The aws_access_key_id and aws_secret_access_key are specific to the iam_user that was created.

Once you are ready, you can remove the --dryrun flag and do a test run to ensure that your files are indeed uploaded to the correct bucket. Yes, a test run. It is not the end of the deployment step. We can go further to completely automate the whole process.

NOTE: AWS S3 does not charge data transfer in to the bucket, only out. So feel free do spam deployment. (In fact, S3 does not charge data transfer out to Cloudfront.)

Combine the Steps

As it stands now, we have to build our site first using webpack -p — config webpack.config.js to generate the files, then upload the files using theaws s3 cp command.

To make our life better, we can create a new script command to run these commands one after another, without having us to be there waiting for the first command to finish then manually execute the other.

# package.json
"scripts": {
"deploy": "webpack -p --config && aws s3 cp ./dist s3://better-cover-letter --recursive --exclude "*.DS_Store" --cache-control public,max-age=604800 --dryrun --profile iam_user"

So just run npm run deploy and these will happen in chronological order.

  • Old production files are cleaned up by clean-webpack-plugin
  • New production files are compiled into the dist folder (based on my webpack config file)
  • The production files are then uploaded to S3 and ready for access once the cache in the AWS Cloudfront CDN expires.

There it is, the fully automated process for uploading the static website.

More Housekeeping (Optional)

If you are bundling your javascript files with a hash like me, you will find your S3 bucket accumulating with old js file instead of getting replaced by the new ones since they are different files by virtue of the hash in their file name, eg bundle-0af19d01880334b789.js.
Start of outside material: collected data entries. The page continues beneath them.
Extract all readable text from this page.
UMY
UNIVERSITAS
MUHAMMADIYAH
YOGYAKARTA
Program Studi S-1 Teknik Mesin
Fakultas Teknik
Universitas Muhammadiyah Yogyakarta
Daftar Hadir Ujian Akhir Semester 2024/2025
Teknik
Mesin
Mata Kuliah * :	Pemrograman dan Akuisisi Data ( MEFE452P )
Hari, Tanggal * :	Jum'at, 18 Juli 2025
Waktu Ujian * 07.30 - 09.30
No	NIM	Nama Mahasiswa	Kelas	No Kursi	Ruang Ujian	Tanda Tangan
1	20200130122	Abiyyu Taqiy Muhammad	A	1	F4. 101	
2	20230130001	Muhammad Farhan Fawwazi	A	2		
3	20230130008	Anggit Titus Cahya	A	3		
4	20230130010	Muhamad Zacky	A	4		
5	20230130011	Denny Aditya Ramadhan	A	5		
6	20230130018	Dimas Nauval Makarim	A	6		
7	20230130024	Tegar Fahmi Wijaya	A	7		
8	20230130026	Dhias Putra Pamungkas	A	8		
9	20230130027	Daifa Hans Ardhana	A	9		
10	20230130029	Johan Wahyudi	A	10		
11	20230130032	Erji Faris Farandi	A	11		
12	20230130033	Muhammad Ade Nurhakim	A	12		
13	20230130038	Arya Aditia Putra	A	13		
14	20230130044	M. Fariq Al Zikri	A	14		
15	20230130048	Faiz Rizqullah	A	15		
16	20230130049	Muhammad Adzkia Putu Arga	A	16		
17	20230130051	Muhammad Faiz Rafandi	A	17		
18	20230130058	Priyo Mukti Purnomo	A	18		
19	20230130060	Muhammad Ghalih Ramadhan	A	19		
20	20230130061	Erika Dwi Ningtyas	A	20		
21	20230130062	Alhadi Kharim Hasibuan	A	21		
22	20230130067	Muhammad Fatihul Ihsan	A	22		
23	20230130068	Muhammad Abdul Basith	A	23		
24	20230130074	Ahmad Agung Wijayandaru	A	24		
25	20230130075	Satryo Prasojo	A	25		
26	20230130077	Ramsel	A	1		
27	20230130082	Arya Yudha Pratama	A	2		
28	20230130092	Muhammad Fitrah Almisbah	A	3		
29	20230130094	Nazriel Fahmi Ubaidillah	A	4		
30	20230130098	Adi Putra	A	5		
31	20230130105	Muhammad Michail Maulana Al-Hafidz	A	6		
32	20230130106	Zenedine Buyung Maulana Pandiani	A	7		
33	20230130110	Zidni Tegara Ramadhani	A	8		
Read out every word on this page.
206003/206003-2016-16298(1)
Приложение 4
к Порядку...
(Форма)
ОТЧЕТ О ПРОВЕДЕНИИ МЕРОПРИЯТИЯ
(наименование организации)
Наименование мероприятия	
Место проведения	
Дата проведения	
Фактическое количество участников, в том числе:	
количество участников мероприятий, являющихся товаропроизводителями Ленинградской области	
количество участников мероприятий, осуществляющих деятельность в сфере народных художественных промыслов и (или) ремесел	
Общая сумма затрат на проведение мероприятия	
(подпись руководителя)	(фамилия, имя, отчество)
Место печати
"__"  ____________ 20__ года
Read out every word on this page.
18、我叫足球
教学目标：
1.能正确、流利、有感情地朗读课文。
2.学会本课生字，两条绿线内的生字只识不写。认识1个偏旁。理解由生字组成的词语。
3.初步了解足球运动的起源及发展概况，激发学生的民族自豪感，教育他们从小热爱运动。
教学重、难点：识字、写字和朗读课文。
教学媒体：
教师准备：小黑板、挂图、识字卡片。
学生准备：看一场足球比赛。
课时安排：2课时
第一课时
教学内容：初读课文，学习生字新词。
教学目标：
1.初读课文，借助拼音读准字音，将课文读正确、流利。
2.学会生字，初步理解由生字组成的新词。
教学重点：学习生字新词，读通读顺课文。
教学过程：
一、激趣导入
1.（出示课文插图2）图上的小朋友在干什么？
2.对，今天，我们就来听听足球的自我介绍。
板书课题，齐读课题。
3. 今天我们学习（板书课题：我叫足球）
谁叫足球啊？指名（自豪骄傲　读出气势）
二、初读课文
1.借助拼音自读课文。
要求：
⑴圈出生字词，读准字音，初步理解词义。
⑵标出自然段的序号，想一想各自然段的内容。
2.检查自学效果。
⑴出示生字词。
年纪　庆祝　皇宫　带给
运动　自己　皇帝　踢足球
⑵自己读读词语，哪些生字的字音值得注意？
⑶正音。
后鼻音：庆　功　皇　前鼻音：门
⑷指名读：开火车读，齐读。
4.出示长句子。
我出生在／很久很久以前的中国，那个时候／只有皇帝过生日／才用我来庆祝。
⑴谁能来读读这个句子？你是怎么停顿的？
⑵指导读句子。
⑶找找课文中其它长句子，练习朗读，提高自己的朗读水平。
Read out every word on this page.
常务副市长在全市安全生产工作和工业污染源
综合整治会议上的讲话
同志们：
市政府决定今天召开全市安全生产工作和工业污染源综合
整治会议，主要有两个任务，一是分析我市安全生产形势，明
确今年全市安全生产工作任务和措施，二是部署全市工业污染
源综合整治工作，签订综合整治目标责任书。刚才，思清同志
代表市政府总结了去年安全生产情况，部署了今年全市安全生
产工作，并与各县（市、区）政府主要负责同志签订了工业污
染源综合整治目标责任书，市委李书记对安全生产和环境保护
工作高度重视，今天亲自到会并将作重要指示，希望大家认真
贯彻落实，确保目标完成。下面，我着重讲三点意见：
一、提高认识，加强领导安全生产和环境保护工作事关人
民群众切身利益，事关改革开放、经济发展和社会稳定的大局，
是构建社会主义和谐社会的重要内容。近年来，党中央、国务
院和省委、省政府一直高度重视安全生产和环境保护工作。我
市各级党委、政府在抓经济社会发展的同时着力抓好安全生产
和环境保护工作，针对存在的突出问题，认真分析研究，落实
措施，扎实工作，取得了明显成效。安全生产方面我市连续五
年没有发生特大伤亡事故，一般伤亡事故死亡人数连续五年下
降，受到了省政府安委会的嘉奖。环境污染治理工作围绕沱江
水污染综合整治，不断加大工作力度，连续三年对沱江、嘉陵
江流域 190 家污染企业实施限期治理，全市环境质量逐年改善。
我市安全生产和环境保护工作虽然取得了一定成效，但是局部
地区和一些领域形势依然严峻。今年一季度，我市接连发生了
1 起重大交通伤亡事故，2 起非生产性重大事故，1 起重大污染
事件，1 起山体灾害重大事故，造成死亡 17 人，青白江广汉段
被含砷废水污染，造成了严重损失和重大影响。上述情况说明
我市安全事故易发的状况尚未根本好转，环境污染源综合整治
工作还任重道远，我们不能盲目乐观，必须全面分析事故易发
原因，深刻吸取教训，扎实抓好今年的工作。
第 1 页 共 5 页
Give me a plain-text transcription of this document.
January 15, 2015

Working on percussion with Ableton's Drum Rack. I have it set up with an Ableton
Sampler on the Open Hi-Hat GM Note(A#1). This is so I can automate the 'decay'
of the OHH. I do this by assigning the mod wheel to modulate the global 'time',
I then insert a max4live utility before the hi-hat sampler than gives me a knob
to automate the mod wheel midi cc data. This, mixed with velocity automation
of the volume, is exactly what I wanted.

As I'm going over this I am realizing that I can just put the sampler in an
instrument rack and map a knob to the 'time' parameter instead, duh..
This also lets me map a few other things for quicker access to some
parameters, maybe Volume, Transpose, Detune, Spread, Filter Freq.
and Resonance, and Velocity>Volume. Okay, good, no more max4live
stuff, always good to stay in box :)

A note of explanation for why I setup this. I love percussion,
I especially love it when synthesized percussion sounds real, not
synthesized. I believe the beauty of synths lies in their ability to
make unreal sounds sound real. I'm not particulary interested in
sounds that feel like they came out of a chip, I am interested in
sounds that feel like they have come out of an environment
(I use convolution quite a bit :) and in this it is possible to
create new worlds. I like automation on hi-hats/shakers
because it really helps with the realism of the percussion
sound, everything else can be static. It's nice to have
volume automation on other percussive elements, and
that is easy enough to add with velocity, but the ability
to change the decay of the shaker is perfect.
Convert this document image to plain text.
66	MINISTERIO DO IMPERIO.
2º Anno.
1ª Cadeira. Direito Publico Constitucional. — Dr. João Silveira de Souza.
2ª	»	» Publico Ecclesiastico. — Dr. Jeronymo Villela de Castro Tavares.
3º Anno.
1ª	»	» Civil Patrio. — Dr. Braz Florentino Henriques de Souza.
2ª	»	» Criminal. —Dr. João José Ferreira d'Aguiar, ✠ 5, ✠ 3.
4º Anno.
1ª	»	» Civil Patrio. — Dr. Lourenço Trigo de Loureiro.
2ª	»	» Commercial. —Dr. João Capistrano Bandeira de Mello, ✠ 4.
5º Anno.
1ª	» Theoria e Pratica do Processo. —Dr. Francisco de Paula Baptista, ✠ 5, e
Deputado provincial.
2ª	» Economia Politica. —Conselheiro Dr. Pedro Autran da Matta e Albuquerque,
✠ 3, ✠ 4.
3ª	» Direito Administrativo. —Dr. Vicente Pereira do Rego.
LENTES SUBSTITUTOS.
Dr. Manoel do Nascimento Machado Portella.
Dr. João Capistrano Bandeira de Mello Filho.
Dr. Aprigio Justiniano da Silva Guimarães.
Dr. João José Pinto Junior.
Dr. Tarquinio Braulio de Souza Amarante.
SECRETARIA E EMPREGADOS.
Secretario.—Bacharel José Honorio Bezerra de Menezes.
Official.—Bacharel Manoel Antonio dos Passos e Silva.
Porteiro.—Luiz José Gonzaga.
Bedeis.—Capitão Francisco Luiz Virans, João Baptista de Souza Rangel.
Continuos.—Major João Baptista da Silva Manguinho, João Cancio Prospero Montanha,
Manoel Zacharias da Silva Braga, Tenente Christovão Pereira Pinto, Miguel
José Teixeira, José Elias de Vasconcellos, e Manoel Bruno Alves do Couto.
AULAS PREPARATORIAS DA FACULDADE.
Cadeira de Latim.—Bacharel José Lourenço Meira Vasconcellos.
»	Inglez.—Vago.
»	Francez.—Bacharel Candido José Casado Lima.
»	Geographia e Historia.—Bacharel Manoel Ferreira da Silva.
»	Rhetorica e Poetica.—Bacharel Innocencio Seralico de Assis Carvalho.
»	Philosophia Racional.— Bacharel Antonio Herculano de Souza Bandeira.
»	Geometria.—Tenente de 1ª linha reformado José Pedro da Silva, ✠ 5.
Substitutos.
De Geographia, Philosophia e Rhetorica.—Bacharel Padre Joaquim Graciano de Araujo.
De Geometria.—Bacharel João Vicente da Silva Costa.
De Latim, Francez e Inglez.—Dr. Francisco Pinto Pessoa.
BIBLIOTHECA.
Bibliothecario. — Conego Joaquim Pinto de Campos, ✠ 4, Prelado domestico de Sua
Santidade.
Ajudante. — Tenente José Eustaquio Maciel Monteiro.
Not so much if you are uploading just bundle.js which will replace any bundle.js present in the bucket.

Since storing files in S3 isn’t free, albeit not that expensive either, its still wise to remove files that you will never be using again.

So we can use AWS CLI again to do a removal of these old js files before upload (note: I am leaving the files in the root directory of the bucket untouched, just cleaning up the assets folder).

aws s3 rm s3://better-cover-letter/assets --recursive --profile iam_user --dryrun

Once again, combine them in the deploy script.